Green beans, cherry tomatoes, scallions, garlic, parsley - made a large green bean salad - I like to add a can of chick peas so it makes a delicious and nutritious complete meal. A vinaigrette of your choosing will work well and it keeps for several days, and even tastes better the second day.
Preserving your harvest
By Linda Dansbury
The cool, damp nights are having a negative impact on the tomato crop, so the quantities are dipping. If we get a warm spell, the quantities may come back up for a time. You may be getting a bit overwhelmed with the quantities of other veggies we have been getting and continue to get in good quantities. Below are a few ideas:
Eggplant - I never thought eggplant could be frozen until I was a member of Anchor Run. I think it was about my second year I decided to try and freeze baba ganoush and 3 months later I pulled it out of the freezer and - yippee it was delicious! I have done considerable research and read(but was skeptical) that you could grill slices of eggplant and then bag them up and freeze them and then remove what you want and have for sandwiches later in the year. I tried this too and found that it does work, but add some nice crispy lettuce to the sandwich for a textural difference. Also, freeze the grilled slices on a cookie sheet lined with parchment paper and when frozen, then place them in bags. This method ensures you will have individual slices when you want to get them out of the freezer. I have also often frozen batches of ratatouille and caponata.
Peppers - They can be mixed into veggie stews such as ratatouille or caponata, but if you don't have the time, just put them into freezer bags whole, or seeded and then you can use them in recipes like stews, chili, or caponata later in the year. They won't have any crunch left after they come out of the freezer, but the taste will still be delicious.
Edamame - I have said this before, but the easiest way to freeze for later is to cook them in their pods, shock in ice water and drain well, then place on cookie sheets to freeze. Once frozen, they can be placed into bags and then all through the year you will have a healthy delicious snack. Just defrost them and use as is or take out of the pods and use in recipes. I usually try to take some out of their pods before I freeze them for easier use during the year. While watching TV I sit and take them out of the pods; then during the year when a recipe calls for lima beans, I use edamame instead.

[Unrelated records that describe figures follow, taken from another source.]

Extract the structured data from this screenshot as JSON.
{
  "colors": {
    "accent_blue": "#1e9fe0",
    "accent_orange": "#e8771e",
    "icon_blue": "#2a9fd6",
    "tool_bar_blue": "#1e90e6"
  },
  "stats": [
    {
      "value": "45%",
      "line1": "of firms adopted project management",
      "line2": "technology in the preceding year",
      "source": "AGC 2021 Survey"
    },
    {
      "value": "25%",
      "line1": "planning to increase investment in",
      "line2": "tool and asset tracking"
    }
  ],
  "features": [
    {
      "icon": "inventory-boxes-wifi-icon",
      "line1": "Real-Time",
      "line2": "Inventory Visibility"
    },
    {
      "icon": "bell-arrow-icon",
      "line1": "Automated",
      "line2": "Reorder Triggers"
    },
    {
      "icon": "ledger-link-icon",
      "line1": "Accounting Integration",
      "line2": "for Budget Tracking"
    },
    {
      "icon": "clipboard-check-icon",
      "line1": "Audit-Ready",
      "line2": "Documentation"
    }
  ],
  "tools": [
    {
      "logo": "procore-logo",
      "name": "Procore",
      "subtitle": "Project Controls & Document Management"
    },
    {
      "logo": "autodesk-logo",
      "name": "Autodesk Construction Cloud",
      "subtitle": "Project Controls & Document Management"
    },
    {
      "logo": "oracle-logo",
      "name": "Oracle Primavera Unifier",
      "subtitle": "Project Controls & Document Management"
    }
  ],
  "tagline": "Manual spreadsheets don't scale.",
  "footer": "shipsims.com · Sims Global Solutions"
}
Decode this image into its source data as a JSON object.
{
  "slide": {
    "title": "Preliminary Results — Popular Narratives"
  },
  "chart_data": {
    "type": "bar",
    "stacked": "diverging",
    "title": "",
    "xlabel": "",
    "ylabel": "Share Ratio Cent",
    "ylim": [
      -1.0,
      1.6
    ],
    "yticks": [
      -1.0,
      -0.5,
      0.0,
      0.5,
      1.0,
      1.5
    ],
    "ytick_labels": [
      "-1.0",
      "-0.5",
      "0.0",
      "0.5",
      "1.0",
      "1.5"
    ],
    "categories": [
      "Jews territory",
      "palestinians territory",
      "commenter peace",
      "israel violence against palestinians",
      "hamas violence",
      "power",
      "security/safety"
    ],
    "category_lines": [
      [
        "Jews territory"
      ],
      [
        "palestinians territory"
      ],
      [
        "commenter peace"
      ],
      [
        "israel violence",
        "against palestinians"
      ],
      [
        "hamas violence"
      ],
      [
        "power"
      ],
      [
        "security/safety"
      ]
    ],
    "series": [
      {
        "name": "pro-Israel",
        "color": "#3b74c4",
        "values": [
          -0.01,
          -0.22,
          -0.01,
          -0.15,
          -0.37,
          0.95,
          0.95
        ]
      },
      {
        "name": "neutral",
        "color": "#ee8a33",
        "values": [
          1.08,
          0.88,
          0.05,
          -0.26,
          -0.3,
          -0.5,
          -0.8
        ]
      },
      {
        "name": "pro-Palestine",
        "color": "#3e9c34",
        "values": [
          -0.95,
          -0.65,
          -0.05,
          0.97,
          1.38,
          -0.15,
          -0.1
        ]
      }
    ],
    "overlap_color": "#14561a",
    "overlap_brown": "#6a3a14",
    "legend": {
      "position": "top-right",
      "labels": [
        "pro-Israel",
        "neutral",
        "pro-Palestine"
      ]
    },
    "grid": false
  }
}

Green and yellow wax beans - We grow our own beans too, so you can imagine how many beans we have! We give some to family and friends and cook them up 2-3 times per week. We make them into salads, which I then enjoy for lunches - sometimes as is, or with some leftover chicken or fish added. We stir fry them, or steam them and eat them right away. And, I blanch and freeze them using the same technique as the edamame. Once frozen and in bags, I can get them out and add to lots of things during the winter months. It is always rewarding to dig frozen produce from the farm out of the freezer in the cold, winter days - it makes you know that summer will return again!